Mais, partons du fait que cette remarque était tout à fait pertinente pour améliorer l'exposé de l'étudiant, fallait-il le relever pendant l'exposé, en invoquant, pour justifier cette remarque, l'absence à plusieurs cours? Je crois que les reproches doivent plutôt se régler en-dehors des cours et pas pendant... Une fois encore, cela pose la question du traitement équitable de tous les étudiants.

3) La remarque sur le "tribus" fautif était justifiée: vous êtes là pour nous enseigner et vous avez le devoir de nous faire savoir quand nous faisons des erreurs. Je vous remercie, d'ailleurs, de l'avoir fait remarquer à la fin de l'exposé. Cependant, ce qui aurait pu être une belle occasion d'apprendre le numéral trois en latin s'est transformé en une simple remarque attaquant l'étudiant sur son ignorance du latin, méconnaissance qui me semble justifiée par le fait que les romanistes (dommage pour eux, j'en conviens) n'ont plus eu de cours de latin depuis la deuxième année de bachelier... Au final, avez-vous dit quelle forme était correcte? Il ne me semble pas l'avoir entendue, peut-être ai-je été distraite et je vous prie de m'en excuser.

Voilà les quelques points sur lesquels je voulais revenir. Vous avez tout à fait le droit d'être en total désaccord avec moi, comme j'ai tout à fait le droit d'être en total désaccord avec vos méthodes. Cette intervention sort sans doute du cadre de mes attributions en tant qu'étudiante, mais je pense pouvoir vous interpeller sur votre statut de professeur quand le statut de l'étudiant n'est pas tout à fait respecté. Nous sommes peut-être vos inférieurs hiérarchiques mais cela ne vous exempte pas de nous devoir un minimum de respect.

J'espère ne pas vous avoir blessées en écrivant ces quelques lignes. Mon but n'est pas de vous attaquer mais de vous interpeller sur quelques attitudes qui, de mon point de vue, peuvent être améliorées dans l'intérêt de tous. 

Je reste à votre entière disposition si vous désirez débattre de ces sujets.

Bien à vous,
Linh Tran

PS: J'espère que ce courrier n'affectera pas négativement la cote que vous allez m'attribuer.
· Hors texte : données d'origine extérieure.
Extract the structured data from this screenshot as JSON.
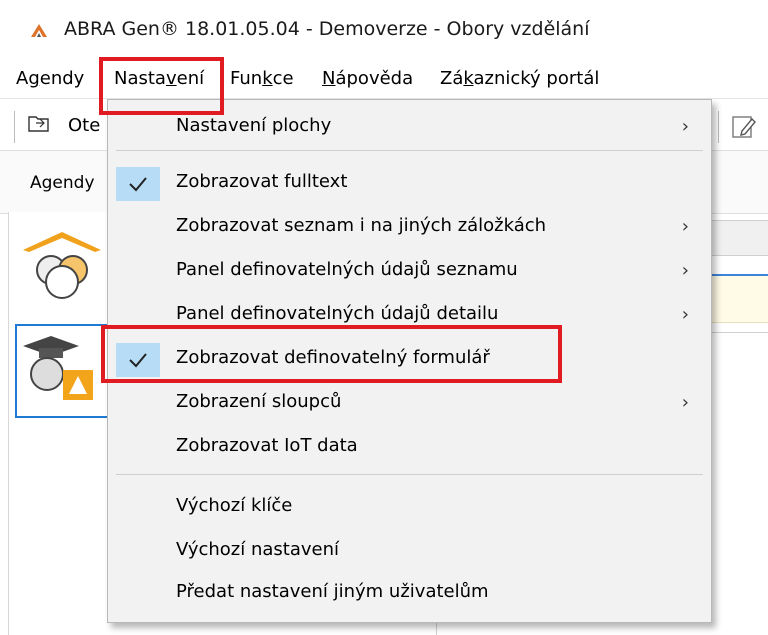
{
  "window": {
    "title": "ABRA Gen® 18.01.05.04 - Demoverze - Obory vzdělání",
    "icon": "abra-logo-icon"
  },
  "menubar": {
    "items": [
      {
        "label": "Agendy",
        "underline_index": 1
      },
      {
        "label": "Nastavení",
        "underline_index": 5
      },
      {
        "label": "Funkce",
        "underline_index": 3
      },
      {
        "label": "Nápověda",
        "underline_index": 0
      },
      {
        "label": "Zákaznický portál",
        "underline_index": 2
      }
    ]
  },
  "toolbar": {
    "open_label": "Ote"
  },
  "agendy_bar": {
    "label": "Agendy"
  },
  "dropdown": {
    "items": [
      {
        "label": "Nastavení plochy",
        "checked": false,
        "submenu": true
      },
      {
        "label": "Zobrazovat fulltext",
        "checked": true,
        "submenu": false
      },
      {
        "label": "Zobrazovat seznam i na jiných záložkách",
        "checked": false,
        "submenu": true
      },
      {
        "label": "Panel definovatelných údajů seznamu",
        "checked": false,
        "submenu": true
      },
      {
        "label": "Panel definovatelných údajů detailu",
        "checked": false,
        "submenu": true
      },
      {
        "label": "Zobrazovat definovatelný formulář",
        "checked": true,
        "submenu": false
      },
      {
        "label": "Zobrazení sloupců",
        "checked": false,
        "submenu": true
      },
      {
        "label": "Zobrazovat IoT data",
        "checked": false,
        "submenu": false
      },
      {
        "label": "Výchozí klíče",
        "checked": false,
        "submenu": false
      },
      {
        "label": "Výchozí nastavení",
        "checked": false,
        "submenu": false
      },
      {
        "label": "Předat nastavení jiným uživatelům",
        "checked": false,
        "submenu": false
      }
    ],
    "arrow_glyph": "›"
  },
  "colors": {
    "highlight_box": "#e11b22",
    "check_bg": "#b7dcf6",
    "selection_border": "#1e7ad4",
    "app_icon": "#e0732a"
  }
}
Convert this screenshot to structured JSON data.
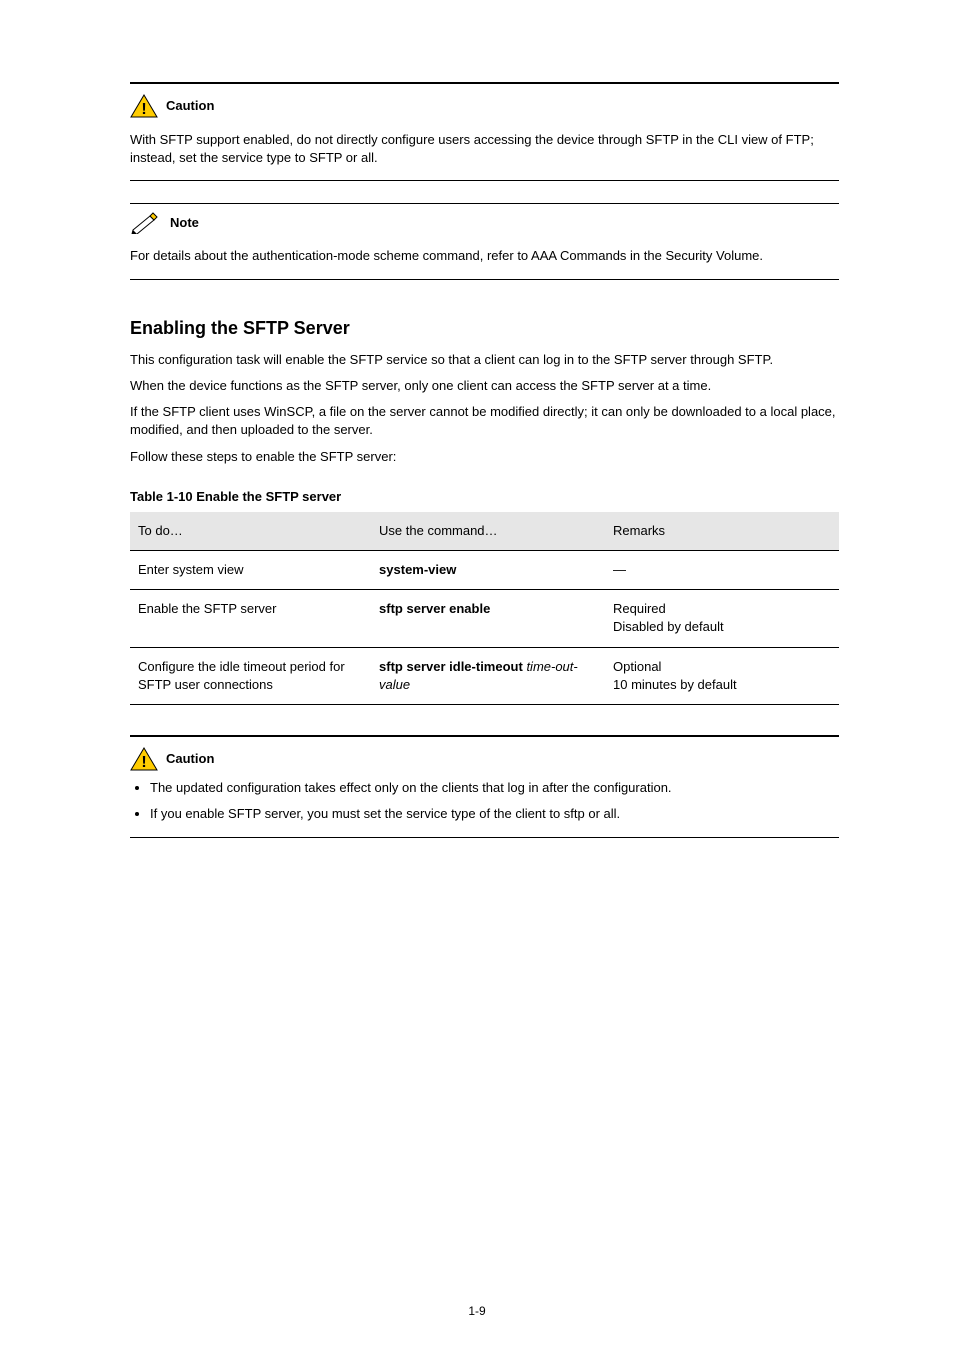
{
  "callouts": {
    "caution1": {
      "label": "Caution",
      "body": "With SFTP support enabled, do not directly configure users accessing the device through SFTP in the CLI view of FTP; instead, set the service type to SFTP or all."
    },
    "note1": {
      "label": "Note",
      "body": "For details about the authentication-mode scheme command, refer to AAA Commands in the Security Volume."
    },
    "caution2": {
      "label": "Caution",
      "bullets": [
        "The updated configuration takes effect only on the clients that log in after the configuration.",
        "If you enable SFTP server, you must set the service type of the client to sftp or all."
      ]
    }
  },
  "section": {
    "heading": "Enabling the SFTP Server",
    "intro": "This configuration task will enable the SFTP service so that a client can log in to the SFTP server through SFTP.",
    "note_line_1": "When the device functions as the SFTP server, only one client can access the SFTP server at a time.",
    "note_line_2": "If the SFTP client uses WinSCP, a file on the server cannot be modified directly; it can only be downloaded to a local place, modified, and then uploaded to the server.",
    "procedure": "Follow these steps to enable the SFTP server:"
  },
  "table": {
    "caption": "Table 1-10 Enable the SFTP server",
    "headers": [
      "To do…",
      "Use the command…",
      "Remarks"
    ],
    "rows": [
      {
        "todo": "Enter system view",
        "cmd": "system-view",
        "remarks": "—"
      },
      {
        "todo": "Enable the SFTP server",
        "cmd": "sftp server enable",
        "remarks": "Required\nDisabled by default"
      },
      {
        "todo": "Configure the idle timeout period for SFTP user connections",
        "cmd_parts": [
          {
            "text": "sftp server idle-timeout",
            "bold": true
          },
          {
            "text": " ",
            "bold": false
          },
          {
            "text": "time-out-value",
            "italic": true
          }
        ],
        "remarks": "Optional\n10 minutes by default"
      }
    ]
  },
  "page_number": "1-9"
}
Mon seul et unique désir est d'être cotée pour le travail que je vous ai rendu et non pour la personne que je suis ou pour les propos que je viens de tenir. Cependant, je comprendrais que ce mail, qui pourrait être interprété comme de l'insolence, se répercute sur mes notes, et si un échec est le prix à payer pour avoir l'esprit tranquille et serein, je m'en acquitterai volontiers.
PPS: J'admets également que j'aurais dû réagir durant le cours, mais je dois bien avouer que vos propos m'ont tellement estomaquée que je n'ai rien su dire."